Black Box Warning for Metoclopramide Drugs



The Food and Drug Administration has issued a black box warning for drugs containing metoclopramide. Metoclopramide, used to treat gastrointestinal disorders, increases the risk of tardive dykinesia. Tardive dykinesia is characterized by repetitive and involuntary movements of the body, is irreversible and there is no known cure.

Tardive dykinesia may cause the following:

  • Rapid eye movement or blinking
  • Puckering and pursing of the lips
  • Lip smacking
  • Grimacing
  • Protruding the tongue
  • Impaired movement of the fingers
  • Involuntary and repetitive movement of the extremities

Drugs containing metoclopramide include the popular Reglan tablets, including oral disintegrating tablets, metoclopramide oral solution, and injections. Over two million people take Reglan products. Tardive dykinesia was already noted with chronic metoclopramide treatment, but will now be highlighted in a black box warning.

This disorder is more prevalent in the elderly, especially women and those who have taken metoclopramide for as little as three months. While it is irreversible, the symptoms seem to lessen when the patient stops taking the drug.
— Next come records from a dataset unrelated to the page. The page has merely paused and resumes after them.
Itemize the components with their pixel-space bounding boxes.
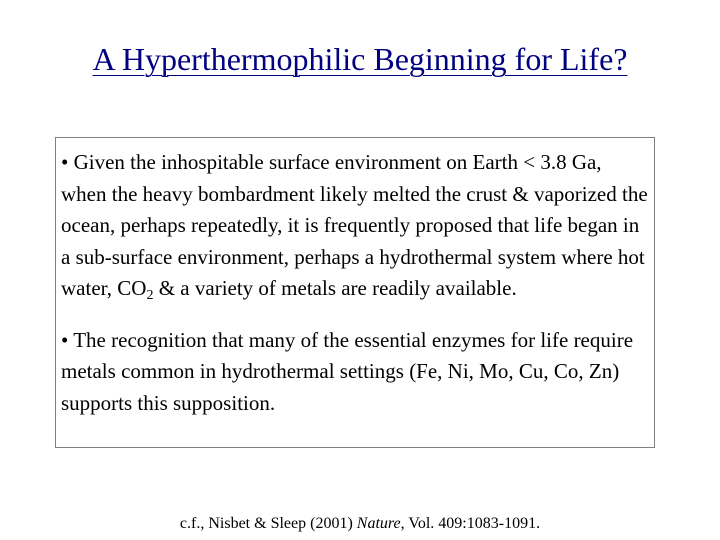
content-box — [55, 137, 655, 448]
citation — [0, 515, 720, 533]
bullet-marker: • — [61, 150, 74, 174]
bullet-marker: • — [61, 327, 74, 352]
citation-journal: Nature — [356, 515, 401, 532]
bullet-text: The recognition that many of the essential enzymes for life require metals common in hydrothermal settings (Fe, Ni, Mo, Cu, Co, Zn) supports this supposition. — [61, 327, 634, 415]
citation-details: , Vol. 409:1083-1091. — [400, 515, 541, 532]
citation-authors: c.f., Nisbet & Sleep (2001) — [179, 515, 357, 532]
bullet-point-2 — [61, 325, 649, 420]
subscript-text: 2 — [146, 288, 154, 303]
bullet-text-continued: & a variety of metals are readily available. — [153, 276, 517, 300]
slide-title: A Hyperthermophilic Beginning for Life? — [92, 41, 628, 77]
bullet-point-1 — [61, 147, 649, 305]
bullet-text: Given the inhospitable surface environment on Earth < 3.8 Ga, when the heavy bombardment likely melted the crust & vaporized the ocean, perhaps repeatedly, it is frequently proposed that life began in a sub-surface environment, perhaps a hydrothermal system where hot water, CO — [61, 150, 648, 300]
Metoclopramide speeds up the movement of the stomach muscles, which helps by moving food to the intestines. It is used mostly on those who have gastroesophageal reflux disease and to treat diabetic gastoparesis. Treatment is recommended to go on no longer than three months.

If you are taking metoclopramide and have noticed any adverse effects, the FDA urges you to contact its MedWatch program. You should also contact your healthcare provider.